Bernanke: Fed Could Begin To Roll Back QE Soon
Thursday, May 23rd, 2013 @ 7:30PM
Between the Lines
by Gary D. Halbert
Fed chairman Ben Bernanke testified before Congress yesterday and confirmed that the Fed Open Market Committee (FOMC) is considering reducing its monthly bond and mortgage purchases – known as “quantitative easing” (QE) – over the next few weeks or months. This is no surprise to my regular readers, but of course the markets responded negatively. Both stocks and bonds fell sharply and precious metals reversed lower as well. The US dollar, on the other hand, soared to a three-year high.
Bernanke told lawmakers that if the economy continues to improve, the Fed “could in the next few [FOMC] meetings take a step down in our pace of purchases.” Bernanke said that any decision to ease up on bond purchases would not necessarily mean a complete roll back of the stimulus. He added:
“Rather we would be looking beyond that to see how the economy evolves and we could either raise or lower our pace of purchases going forward.”
Frankly, that says nothing, but stocks and bonds sank anyway. Stocks have soared around the world the last several years as central banks have flooded the markets with new money. So, the prospect of the world’s most important central bank slowly turning the taps off could mark a profound turning point.
As usual, however, Bernanke didn’t make it easy to evaluate his remarks. On the one hand, he assured investors that conditions for tightening are nowhere to be seen, but then spooked the markets by saying that improved economic data could push the Fed to reduce its asset purchases in the next two meetings in June and July.
Following Bernanke’s congressional testimony yesterday, the minutes of the April 30/May 1 FOMC meeting were released. The minutes made it clear that a growing number of Committee members want to reduce QE purchases as early as late June, following the next FOMC meeting on June 18-19. The minutes stated:
“A number of participants expressed willingness to adjust the flow of purchases downward as early as the June meeting if the economic information received by that time showed evidence of sufficiently strong and sustained growth.” [We’ll come back to this below.]

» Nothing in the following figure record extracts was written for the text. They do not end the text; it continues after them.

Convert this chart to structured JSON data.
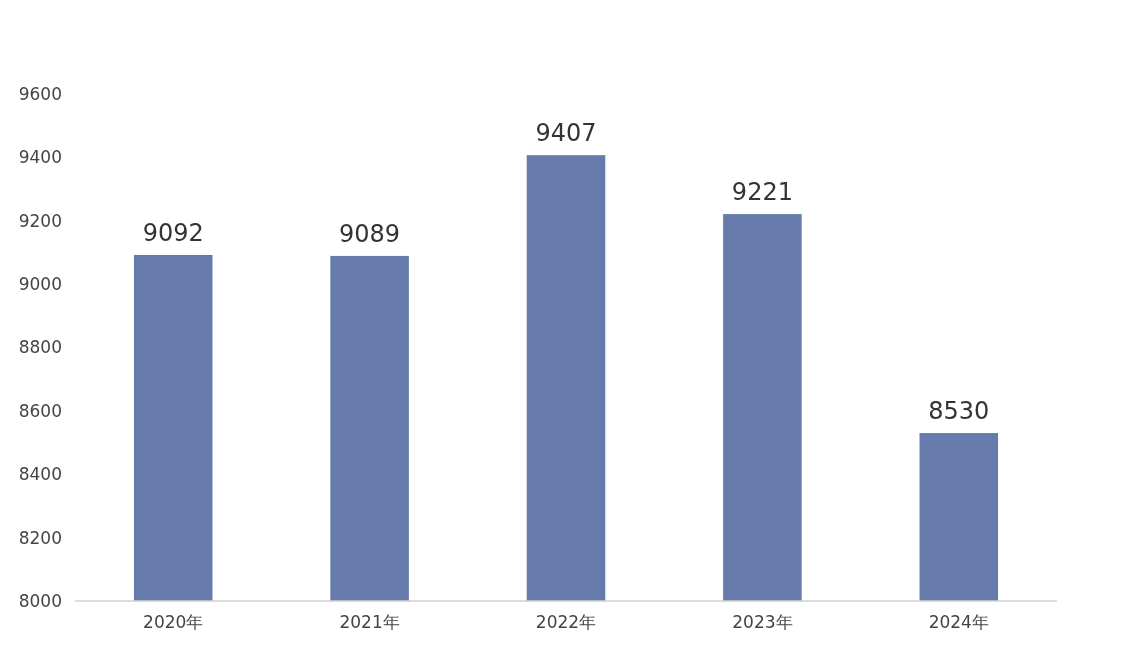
{
  "chart_data": {
    "type": "bar",
    "categories": [
      "2020年",
      "2021年",
      "2022年",
      "2023年",
      "2024年"
    ],
    "values": [
      9092,
      9089,
      9407,
      9221,
      8530
    ],
    "color": "#667bab",
    "ylim": [
      8000,
      9600
    ],
    "yticks": [
      8000,
      8200,
      8400,
      8600,
      8800,
      9000,
      9200,
      9400,
      9600
    ],
    "data_labels": true,
    "grid": false
  }
}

Some Committee members warned that large Fed bond and mortgage purchases are creating“buoyant markets,” and a bubble could be in the works. Others argued that continued QE purchases run the risk of creating higher inflation down the road. Yet others argued just the opposite. At the end of the day, the FOMC looks utterly divided over this key issue. The minutes note:
“One participant preferred to begin decreasing the rate of purchases immediately, while another participant preferred to add more monetary accommodation at the current meeting.”
While it is clear that more members of the FOMC are concerned about continued large QE bond purchases, it is important to note that only one FOMC member – Esther George of the Kansas City Fed – formally voted against continuing QE purchases, as evidenced by the official policy statement released on May 1 just after the FOMC meeting adjourned.
Which brings us to the key question: Will the economy deliver clear “evidence of sufficiently strong and sustained growth” between now and the next FOMC meeting on June 18? That’s only about three weeks away. So I rather doubt that the economy will show an abundance of ‘sufficiently strong’ news in this brief window.
Probably the most important report during that time will be next Thursday’s second estimate of 1Q GDP. The first estimate at the end of April put 1Q GDP at 2.5%, which was below the pre-report consensus. If the second estimate comes in closer to 3% (remains to be seen), it may cause some of the pro-QE members of the Committee to consider slowing purchases. We’ll see.
Keep in mind that Bernanke will hold a press conference immediately after the June 19 FOMC meeting, and the markets and the media will be hanging on his every word.
Finally, as of mid-afternoon, stocks and bonds are relatively quiet, gold and silver are sharply higher, and the US dollar is sharply lower. Looks like the markets aren’t so worried about the end of QE today.